The rivalries, friendly and not, between Hispanics from different countries aren’t limited to politics. You can hear them play out during kids’ soccer matches or, sometimes, in the workplace.
Complicating the matter further is the fact that Hispanic is an ethnicity, not a race. There are black and white Hispanics.
A decade ago, Florida Democrats essentially argued in federal court that black Hispanics can’t be considered truly black. Democrats made the pathetic argument in their unsuccessful lawsuit to block GOP-drawn congressional and state legislative districts, which concentrated 90 percent of Florida’s Cuban-Americans in three Miami-based congressional districts.
In the past decade, the proportions of non-Cuban Hispanics have grown faster in Florida than for Cuban Hispanics.
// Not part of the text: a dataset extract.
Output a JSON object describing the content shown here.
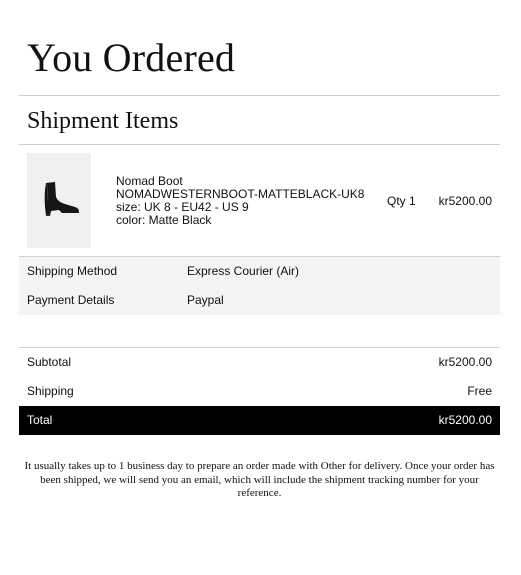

Of the 1.5 million registered Hispanic voters now, 36 percent are Cuban, 32 percent Puerto Rican and 21 percent are of Central and South American descent, according to the Pew Hispanic Center.
With the growth in the overall Hispanic population, Umatilla Republican Sen. Alan Hays said in his deep Southern drawl last year that the state should check the immigration status of some “Hispanic-speaking people” before all the political districts were drawn this year following the Census.
Some legislative districts were combined and pitted a handful of sitting lawmakers against each other, like Logan and Diaz, who has complained that Rivas Logan’s supporters have called him gay.
But he didn’t get choked up over it. It’s not like he was called “Nicaraguan.”